The economist is referring to Franklin D. Roosevelt’s series of programs and reforms instituted in the late 1920s and 1930s after The Great Depression. These programs included the creation of the Civilian Conservation Corps, which employed young men between 18 and 25 years of age in parks and conservation work, the Civil Works Administration, which gave unemployed people work ranging from highway repairs to teaching, and the creation of Social Security, or financial support for Americans who are elderly or disabled. 

Jackson noted that the coronavirus pandemic is different from The Great Depression. In fact, he said, it’s worse.

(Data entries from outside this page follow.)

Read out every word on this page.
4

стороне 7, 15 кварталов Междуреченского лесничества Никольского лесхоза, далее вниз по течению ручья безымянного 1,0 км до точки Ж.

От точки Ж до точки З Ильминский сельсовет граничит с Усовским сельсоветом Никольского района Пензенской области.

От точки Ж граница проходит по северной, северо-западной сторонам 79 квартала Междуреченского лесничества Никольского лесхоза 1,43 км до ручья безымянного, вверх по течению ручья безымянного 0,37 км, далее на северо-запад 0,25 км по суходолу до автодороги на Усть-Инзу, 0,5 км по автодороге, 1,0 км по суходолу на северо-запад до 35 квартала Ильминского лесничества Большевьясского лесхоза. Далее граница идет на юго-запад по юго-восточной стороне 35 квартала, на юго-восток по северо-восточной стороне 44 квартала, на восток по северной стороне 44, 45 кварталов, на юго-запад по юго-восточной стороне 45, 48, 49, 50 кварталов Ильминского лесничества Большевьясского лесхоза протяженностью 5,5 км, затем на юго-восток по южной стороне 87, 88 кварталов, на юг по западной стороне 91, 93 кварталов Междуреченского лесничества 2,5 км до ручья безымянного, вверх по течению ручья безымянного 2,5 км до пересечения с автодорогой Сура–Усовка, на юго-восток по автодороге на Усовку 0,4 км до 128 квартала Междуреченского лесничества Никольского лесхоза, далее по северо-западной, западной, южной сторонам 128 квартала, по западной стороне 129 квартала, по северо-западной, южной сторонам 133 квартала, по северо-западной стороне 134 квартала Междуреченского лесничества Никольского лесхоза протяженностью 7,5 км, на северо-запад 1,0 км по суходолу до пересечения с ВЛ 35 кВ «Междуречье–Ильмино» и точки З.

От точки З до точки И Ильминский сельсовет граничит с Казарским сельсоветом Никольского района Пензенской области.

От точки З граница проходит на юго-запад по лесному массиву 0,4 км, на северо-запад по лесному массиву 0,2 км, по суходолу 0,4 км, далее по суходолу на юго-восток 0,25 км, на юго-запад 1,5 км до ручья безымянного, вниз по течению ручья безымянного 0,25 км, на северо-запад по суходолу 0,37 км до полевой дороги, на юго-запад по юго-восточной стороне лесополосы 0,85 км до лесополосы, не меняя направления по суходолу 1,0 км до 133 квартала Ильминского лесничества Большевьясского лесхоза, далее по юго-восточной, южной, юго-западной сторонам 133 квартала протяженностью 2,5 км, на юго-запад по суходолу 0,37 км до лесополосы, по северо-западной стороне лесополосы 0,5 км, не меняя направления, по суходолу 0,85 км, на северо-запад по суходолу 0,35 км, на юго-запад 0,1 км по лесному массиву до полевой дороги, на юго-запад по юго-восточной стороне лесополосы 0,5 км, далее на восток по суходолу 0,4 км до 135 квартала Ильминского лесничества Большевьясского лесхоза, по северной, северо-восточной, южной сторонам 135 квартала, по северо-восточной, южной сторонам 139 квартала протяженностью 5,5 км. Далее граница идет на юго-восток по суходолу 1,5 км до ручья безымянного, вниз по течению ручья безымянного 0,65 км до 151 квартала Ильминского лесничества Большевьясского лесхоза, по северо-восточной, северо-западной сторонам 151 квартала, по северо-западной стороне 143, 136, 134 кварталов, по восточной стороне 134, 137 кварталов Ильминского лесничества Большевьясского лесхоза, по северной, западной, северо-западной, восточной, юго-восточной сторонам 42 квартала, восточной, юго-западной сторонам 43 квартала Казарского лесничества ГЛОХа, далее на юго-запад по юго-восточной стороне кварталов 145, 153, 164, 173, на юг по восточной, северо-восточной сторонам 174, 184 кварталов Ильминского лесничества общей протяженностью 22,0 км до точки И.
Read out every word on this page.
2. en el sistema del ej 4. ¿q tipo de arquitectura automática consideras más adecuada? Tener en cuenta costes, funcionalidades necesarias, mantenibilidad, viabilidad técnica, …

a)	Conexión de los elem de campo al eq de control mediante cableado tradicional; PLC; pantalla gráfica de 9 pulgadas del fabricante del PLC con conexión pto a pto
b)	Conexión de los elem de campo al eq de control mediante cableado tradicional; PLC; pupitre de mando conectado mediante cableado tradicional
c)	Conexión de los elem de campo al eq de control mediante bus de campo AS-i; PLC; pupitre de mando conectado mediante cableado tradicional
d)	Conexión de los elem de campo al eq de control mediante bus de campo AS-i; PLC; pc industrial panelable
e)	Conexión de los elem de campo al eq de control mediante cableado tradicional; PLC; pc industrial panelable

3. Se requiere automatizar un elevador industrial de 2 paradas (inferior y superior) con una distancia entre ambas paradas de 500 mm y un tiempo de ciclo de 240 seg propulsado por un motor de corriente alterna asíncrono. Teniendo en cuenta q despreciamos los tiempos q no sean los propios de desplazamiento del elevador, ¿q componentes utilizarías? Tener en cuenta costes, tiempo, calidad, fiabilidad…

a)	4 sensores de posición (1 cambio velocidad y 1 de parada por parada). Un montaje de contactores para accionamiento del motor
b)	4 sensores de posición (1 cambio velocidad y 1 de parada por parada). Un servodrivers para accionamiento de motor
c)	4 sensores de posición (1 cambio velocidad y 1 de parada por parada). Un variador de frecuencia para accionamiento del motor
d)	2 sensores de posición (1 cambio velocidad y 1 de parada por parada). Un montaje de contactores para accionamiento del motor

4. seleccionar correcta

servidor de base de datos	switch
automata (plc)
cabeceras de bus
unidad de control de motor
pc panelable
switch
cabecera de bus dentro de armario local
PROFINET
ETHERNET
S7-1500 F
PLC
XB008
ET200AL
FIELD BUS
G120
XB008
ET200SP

The Great Depression had numerous sector slowdowns, like finance and farming, but it did not have any sectors so dramatically closed like we do today with the restaurant, tourism, airline, and sporting events industries, he said. And while The Great Depression started with the stock market crash of 1929 and eventually led to a slowdown in demand from consumers, today, the economy is starting out with a substantial loss in production, amounting to a partial shutdown of the economy, which is worse. 

“A shutdown of the economy is really unprecedented in modern times. All the time and labor that could have been producing things, that’s gone. And that’s a real loss to the economy,” he said. Gross domestic product for countries across the globe will dip, he added. 

The crisis will likely require much more government intervention, Jackson said. 

“We’ll have to figure out how to first provide a safety net for people so that they get to a place where they can return to work and spend money,” he said. 

Businesses will need more capital in the form of forgivable loans so they can keep paying their employees while they’re out of work, the economist said. 

“When people are out of work, they don’t spend, and when they don’t buy things, then businesses won’t be rehiring people,” he said. 

Jackson said policymakers need to continue to “get creative” with solutions, or consumers could begin defaulting on their loans, mortgages, and other payments. He warned of a global financial crisis similar to the 2007 subprime mortgage crisis if government intervention is minimal.  

“That’s the other shoe that’s going to drop at some point in the future, when businesses, consumers, and even countries start defaulting,” he said. “Sovereign countries won’t be able to pay their bills.”